When asked if he was still in a close, personal relationship with Ms Berejiklian, he said: “Not after the events of this, I wouldn’t be, no.”
Mr Maguire also revealed he and Ms Berejiklian discussed going public with their relationship, with the former MP considering resigning from state parliament.
He told ICAC he had spoken to the premier about being in about $1.5 million debt to seek some guidance.
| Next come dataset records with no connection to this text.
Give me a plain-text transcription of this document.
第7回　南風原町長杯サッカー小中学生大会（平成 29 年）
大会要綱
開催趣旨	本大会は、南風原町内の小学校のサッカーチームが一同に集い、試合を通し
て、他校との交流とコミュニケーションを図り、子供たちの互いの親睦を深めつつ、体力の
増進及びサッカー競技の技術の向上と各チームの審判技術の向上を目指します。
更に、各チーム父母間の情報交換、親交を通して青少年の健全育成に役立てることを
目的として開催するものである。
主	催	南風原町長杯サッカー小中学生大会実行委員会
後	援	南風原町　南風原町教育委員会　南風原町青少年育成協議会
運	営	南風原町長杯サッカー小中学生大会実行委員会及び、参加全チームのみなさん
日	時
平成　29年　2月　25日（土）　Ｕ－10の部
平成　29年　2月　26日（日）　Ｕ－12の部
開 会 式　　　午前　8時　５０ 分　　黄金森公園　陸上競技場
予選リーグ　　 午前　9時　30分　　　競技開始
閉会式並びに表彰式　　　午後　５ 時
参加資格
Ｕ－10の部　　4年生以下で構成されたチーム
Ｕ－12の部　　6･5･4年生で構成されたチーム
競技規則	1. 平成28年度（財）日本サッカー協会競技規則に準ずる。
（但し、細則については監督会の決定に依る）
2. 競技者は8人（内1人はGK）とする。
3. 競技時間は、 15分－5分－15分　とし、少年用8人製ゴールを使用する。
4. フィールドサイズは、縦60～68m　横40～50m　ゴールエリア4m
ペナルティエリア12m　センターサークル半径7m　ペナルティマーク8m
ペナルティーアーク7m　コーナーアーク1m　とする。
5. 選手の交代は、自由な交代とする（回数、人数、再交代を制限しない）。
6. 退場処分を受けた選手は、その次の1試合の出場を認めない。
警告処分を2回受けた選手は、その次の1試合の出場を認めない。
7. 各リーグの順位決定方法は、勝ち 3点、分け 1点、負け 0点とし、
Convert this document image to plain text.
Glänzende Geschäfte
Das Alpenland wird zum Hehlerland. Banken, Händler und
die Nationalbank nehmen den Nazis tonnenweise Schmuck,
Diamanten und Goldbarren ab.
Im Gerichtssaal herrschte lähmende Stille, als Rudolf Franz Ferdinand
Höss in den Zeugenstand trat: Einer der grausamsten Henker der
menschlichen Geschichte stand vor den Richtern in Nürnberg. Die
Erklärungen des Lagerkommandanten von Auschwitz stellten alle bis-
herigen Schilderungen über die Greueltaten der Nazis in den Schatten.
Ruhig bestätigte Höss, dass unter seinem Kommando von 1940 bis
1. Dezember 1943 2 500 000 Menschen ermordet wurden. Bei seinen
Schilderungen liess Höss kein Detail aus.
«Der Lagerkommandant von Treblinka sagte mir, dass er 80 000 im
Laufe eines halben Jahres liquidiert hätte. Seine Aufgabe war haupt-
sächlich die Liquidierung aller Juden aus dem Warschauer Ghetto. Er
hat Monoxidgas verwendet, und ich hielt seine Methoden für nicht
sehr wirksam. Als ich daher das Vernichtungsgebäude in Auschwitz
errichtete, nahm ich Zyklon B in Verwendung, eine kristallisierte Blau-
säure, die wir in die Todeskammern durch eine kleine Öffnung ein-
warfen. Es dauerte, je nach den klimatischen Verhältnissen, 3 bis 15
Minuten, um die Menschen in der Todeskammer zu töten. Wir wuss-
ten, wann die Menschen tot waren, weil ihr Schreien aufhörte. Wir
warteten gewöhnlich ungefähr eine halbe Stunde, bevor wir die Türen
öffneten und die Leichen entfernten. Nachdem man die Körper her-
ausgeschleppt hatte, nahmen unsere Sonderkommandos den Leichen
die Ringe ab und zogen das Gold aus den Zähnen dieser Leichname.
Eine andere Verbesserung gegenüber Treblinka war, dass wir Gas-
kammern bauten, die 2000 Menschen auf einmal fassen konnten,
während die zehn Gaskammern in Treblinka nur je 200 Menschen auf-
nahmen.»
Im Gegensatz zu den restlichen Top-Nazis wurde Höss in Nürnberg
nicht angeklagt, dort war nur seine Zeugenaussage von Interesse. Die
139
“I only have a few friends that you can raise these things with, I would have run it past her, perhaps, to get some, um, get her view,” he said.
He added he had opened up to her about general problems he was having in life and they discussed a potential future with each other going forward.
When asked if they were considering whether or not to go public, Mr Maguire answered yes.
The ICAC commissioner then asked whether they had decided they would only go public if he did not run in the 2019 election.
“Yes, my recollection is that’s correct,” Mr Maguire said.
Mr Maguire said he had not told anybody he was considering resigning, though admitted he may have had a conversation with Ms Berejiklian.
Mr Maguire said he wasn’t 100 per cent sure of the decision to resign due to financial stress it may have caused, despite having parliamentary super to fall back on.
Further questions relating to Ms Berejiklian were then heard in a private session of the ICAC on Thursday afternoon to protect her privacy.
Explosive phone call revealed during hearing
The commission heard an intercepted phone call in which a property agent tells Mr Maguire he would "look after" the Wagga MP for helping secure a $330 million property deal in Badgerys Creek, next to the proposed Western Sydney Airport.
"Well, it's been good for everybody all around, which is excellent," Mr Maguire replies in the September 2017 call.
About 45 minutes after that call, Mr Maguire was recorded chatting to Ms Berejiklian about how it looked like "we finally got the Badgerys Creek stuff done" and he could get enough to pay off his debts.
Mr Maguire on Thursday said he couldn't recall telling the premier about the deal in advance of their September 5 call but "you could assume that".
Scott Robertson, counsel assisting the commission, drew attention to Ms Berejiklian's reaction, including to the mention of a man referred to by first name only.
"She doesn't respond by saying 'I don't know what you're talking about' or ‘who's Jimmy?’ or ‘what is the Badgerys Creek stuff?'," Mr Robertson said.
The former parliamentary secretary said he'd inform Ms Berejiklian from time to time "in general terms" about the things he was involved in.
"I don't know that I ever went into specifics. It was just broad discussion stuff," he said.
Mr Maguire on Wednesday made multiple frank admissions including using his parliament house office to receive cash commissions from a "cash-for-visa scheme”.
He also confessed to secretly directing G8way International, a firm that earned commissions for linking Chinese buyers with Australian businesses.
Mr Maguire's evidence is expected to continue into Friday.
Premier called ‘a sounding board for corruption’ in parliament
The NSW opposition leader has labelled MS Berejikilian as Mr Maguire's "sounding board for corruption".
Opposition Leader Jodi McKay made the accusation against the premier during NSW Parliament question time on Thursday afternoon.
She referred to phone conversation intercepts, played in the ICAC, in which Mr Maguire can be heard informing Ms Berejiklian of his $1.5 million debt, various business interests and hoped-for commissions.
Ms Berejiklian denied any wrongdoing, twice challenging Ms McKay to make the same accusations outside - where she would not enjoy parliamentary privilege.
"The question put by the leader of the opposition is extremely offensive (and) wrong in every way, and I ask her to withdraw it or else say it outside," Ms Berejiklian said.
"This investigation is being undertaken by the ICAC, not the Labor Party.
"The opposition can clutch at any straws they like - the truth is I've done nothing wrong."